And so, "of course" (sarcasm here) "a scientist" (учёный, ucheny) is masculine in Russian. But it's worse than even that: "a scientist" in Russian, while grammatically a noun, does not read or sound like a typical noun, but has all signs of an verbal adjective that is used as a noun. It's somewhat similar to English nouns like "grown-up", "initiate" or "trainee": essentially a "grown one", "initiated one", or "trained one" respectively. So in Russian the word for "scientist" is literally "the learned one"; and this "one" is grammatically male. In Russian, "A scientist" etymologically means "the learned male". Only think of it. "The learned male!". It's bizarre!

It is a very curious case, and seems to be almost an exception. Most words for professions and occupations in Russian are not like that: "a teacher", "a professor", "a student" are all normal nouns; some are masculine but can be used for females without a grammatical collapse; some have both masculine and feminine forms. All of them are more or less OK. "A scientist", however, totally hurts my brain. On several occasions, when I tried to make my writing in Russian more gender-inclusive, I was attacked by Russian speakers (women and men alike!) for ruining the grammar. Because if you write in Russian something like "When a scientist is tired, she takes a break", it short-circuits the grammar. It reads like "When a well-learned male man is tired, she takes a break", which is seriously weird.
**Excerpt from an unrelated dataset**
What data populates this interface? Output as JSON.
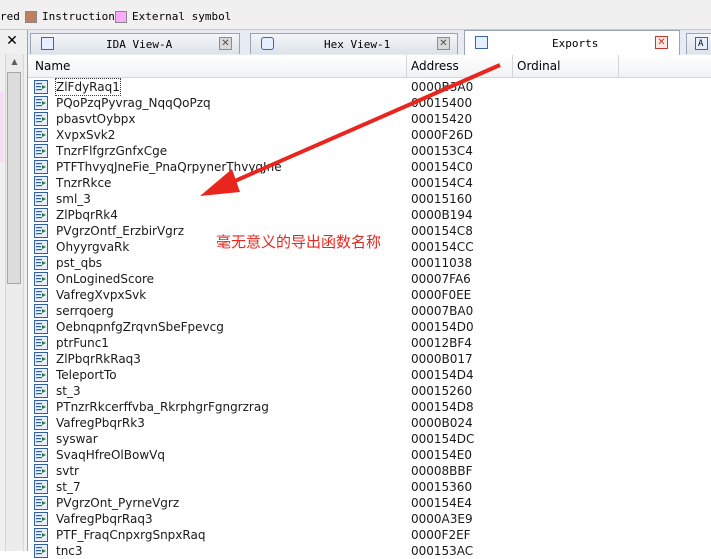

And no, there's no "learned female" form for this word (like for German der Professor / die Professorin). If you try to forge a "feminine form", it sounds very unusual, and is completely unheard of. I gather with some effort it should be possible to introduce a "feminine version" by force, kind of how notation "they" was re-introduced in English for the purpose of gender inclusiveness, but so far nobody bothered to even start playing with these possibilities. And probably the society will be very resistant to changes like that, for quite a while. And even then, the controversy would probably remain, as it remains in German, as having two different words for male and female people in a profession is a bit weird.

But in my private life, for my private brain, this whole strange situation means that while I work mostly with female scientists, it is still curiously hard for me to refer to an imaginary "placeholder" scientist as "she" in speech. Because grammar representation in late life bilinguals is weird. Even after years of training, it feels that I have to consciously override some circuit in the Broca area to make it happen.

If you are a native English speaker and cannot relate to this story at all, try to imagine that you learned a language where the words for "scissors" or "pants" are singular, and not plural, as they are in English, and you now need to say something to the effect "my scissors is red", or "give me a pants". Would not it feel weird? I bet it would! Even though you would know perfectly well what you are talking about, and how to properly say it, you would still have to consciously override something in your brain to use "trousers" as a singular.

So, here you go: small linguistic victories.

1 comment:

  1. I knew people who say something like this: "Дай мне этот брюк"
    And they feel themselves perfectly well. =)
    Does it mean that Uzbec or Tadzic language contain pants as a singular? I'm not sure.